Although the industry may be challenged and disrupted by a digital substitution for paper-based communications, Quadracci attests that print works. The best way to reach consumers continues to be getting marketing materials into homes and hands. Through direct mail, print accomplishes this goal. In fact, print is expected to be the top media channel used by local advertisers in 2021. According to eMarketer.com, businesses are expected to spend over $31 billion on printed communications this year. Retail e-commerce, which has taken on new life since the pandemic hit almost a year ago, works best with a  coordinated marketing plan that uses print in conjunction with a multi-channel marketing effort. Direct mail is the foundation of any such effort.

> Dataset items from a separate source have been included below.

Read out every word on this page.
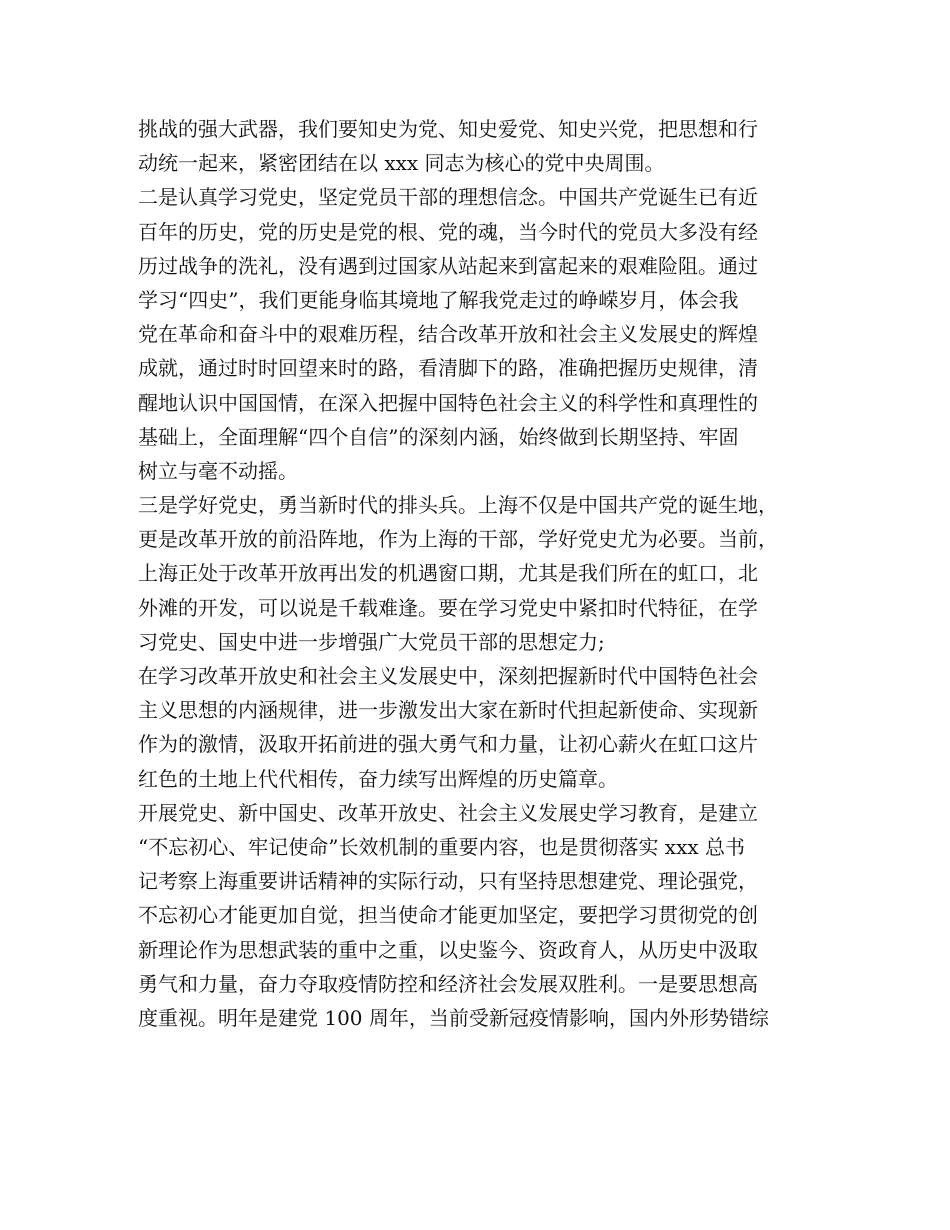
挑战的强大武器，我们要知史为党、知史爱党、知史兴党，把思想和行
动统一起来，紧密团结在以 xxx 同志为核心的党中央周围。
二是认真学习党史，坚定党员干部的理想信念。中国共产党诞生已有近
百年的历史，党的历史是党的根、党的魂，当今时代的党员大多没有经
历过战争的洗礼，没有遇到过国家从站起来到富起来的艰难险阻。通过
学习“四史”，我们更能身临其境地了解我党走过的峥嵘岁月，体会我
党在革命和奋斗中的艰难历程，结合改革开放和社会主义发展史的辉煌
成就，通过时时回望来时的路，看清脚下的路，准确把握历史规律，清
醒地认识中国国情，在深入把握中国特色社会主义的科学性和真理性的
基础上，全面理解“四个自信”的深刻内涵，始终做到长期坚持、牢固
树立与毫不动摇。
三是学好党史，勇当新时代的排头兵。上海不仅是中国共产党的诞生地，
更是改革开放的前沿阵地，作为上海的干部，学好党史尤为必要。当前，
上海正处于改革开放再出发的机遇窗口期，尤其是我们所在的虹口，北
外滩的开发，可以说是千载难逢。要在学习党史中紧扣时代特征，在学
习党史、国史中进一步增强广大党员干部的思想定力;
在学习改革开放史和社会主义发展史中，深刻把握新时代中国特色社会
主义思想的内涵规律，进一步激发出大家在新时代担起新使命、实现新
作为的激情，汲取开拓前进的强大勇气和力量，让初心薪火在虹口这片
红色的土地上代代相传，奋力续写出辉煌的历史篇章。
开展党史、新中国史、改革开放史、社会主义发展史学习教育，是建立
“不忘初心、牢记使命”长效机制的重要内容，也是贯彻落实 xxx 总书
记考察上海重要讲话精神的实际行动，只有坚持思想建党、理论强党，
不忘初心才能更加自觉，担当使命才能更加坚定，要把学习贯彻党的创
新理论作为思想武装的重中之重，以史鉴今、资政育人，从历史中汲取
勇气和力量，奋力夺取疫情防控和经济社会发展双胜利。一是要思想高
度重视。明年是建党 100 周年，当前受新冠疫情影响，国内外形势错综
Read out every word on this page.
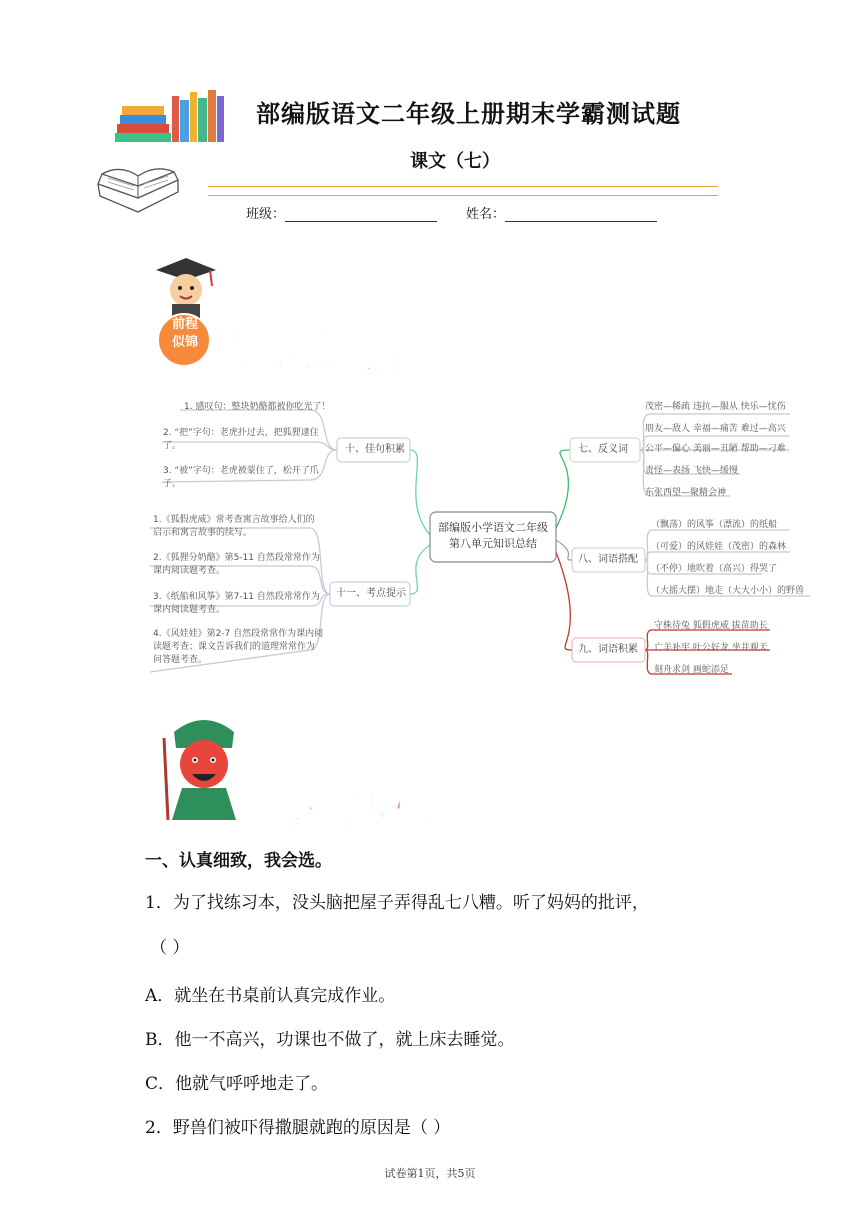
部编版语文二年级上册期末学霸测试题
课文（七）
班级：	姓名：
前程
似锦 知识链接
部编版小学语文二年级
第八单元知识总结
十、佳句积累
十一、考点提示
七、反义词
八、词语搭配
九、词语积累
1. 感叹句：整块奶酪都被你吃光了！
2. “把”字句：老虎扑过去，把狐狸逮住
了。
3. “被”字句：老虎被蒙住了，松开了爪
子。
1.《狐假虎威》常考查寓言故事给人们的
启示和寓言故事的续写。
2.《狐狸分奶酪》第5-11 自然段常常作为
课内阅读题考查。
3.《纸船和风筝》第7-11 自然段常常作为
课内阅读题考查。
4.《风娃娃》第2-7 自然段常常作为课内阅
读题考查；课文告诉我们的道理常常作为
问答题考查。
茂密—稀疏 违抗—服从 快乐—忧伤
朋友—敌人 幸福—痛苦 难过—高兴
公平—偏心 美丽—丑陋 帮助—刁难
责怪—表扬 飞快—缓慢
东张西望—聚精会神
（飘荡）的风筝（漂流）的纸船
（可爱）的风娃娃（茂密）的森林
（不停）地吹着（高兴）得哭了
（大摇大摆）地走（大大小小）的野兽
守株待兔 狐假虎威 拔苗助长
亡羊补牢 叶公好龙 坐井观天
刻舟求剑 画蛇添足
基础达标
一、认真细致，我会选。
1．为了找练习本，没头脑把屋子弄得乱七八糟。听了妈妈的批评，
（ ）
A．就坐在书桌前认真完成作业。
B．他一不高兴，功课也不做了，就上床去睡觉。
C．他就气呼呼地走了。
2．野兽们被吓得撒腿就跑的原因是（ ）
试卷第1页，共5页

Quadracci went on to say, “The industry’s faith and confidence in the USPS to perform is critical; without that confidence, alternatives for mailers throughout our coalition will become more attractive out of necessity.” Unfortunately, the industry’s confidence in the USPS has already been shaken, and this (coupled with proposed postage rate increases) will ultimately impact consumers’ sentiments about print. If and when the USPS quagmire is straightened out, however, print will be well-positioned for future success.


The Bottom Line 

In today’s market, shifting consumer preferences and ongoing technological innovations in digital printing equipment are elevating print to a new plateau as an enabler for all consumer communications. Print can be used to engage consumers with everything from interactive augmented and virtual reality components to packaging with an immersive unboxing experience. It can also drive consumers back to digital communications for a true omni-channel experience. Rather than allowing the print Grim Reaper to continue chasing this communication channel, businesses and government entities must realize that paper-based communications are a vital component of economic growth and customer satisfaction. Printed direct mail is uniquely positioned to enable all types of communications with its ability to bridge the gap between the physical and digital worlds.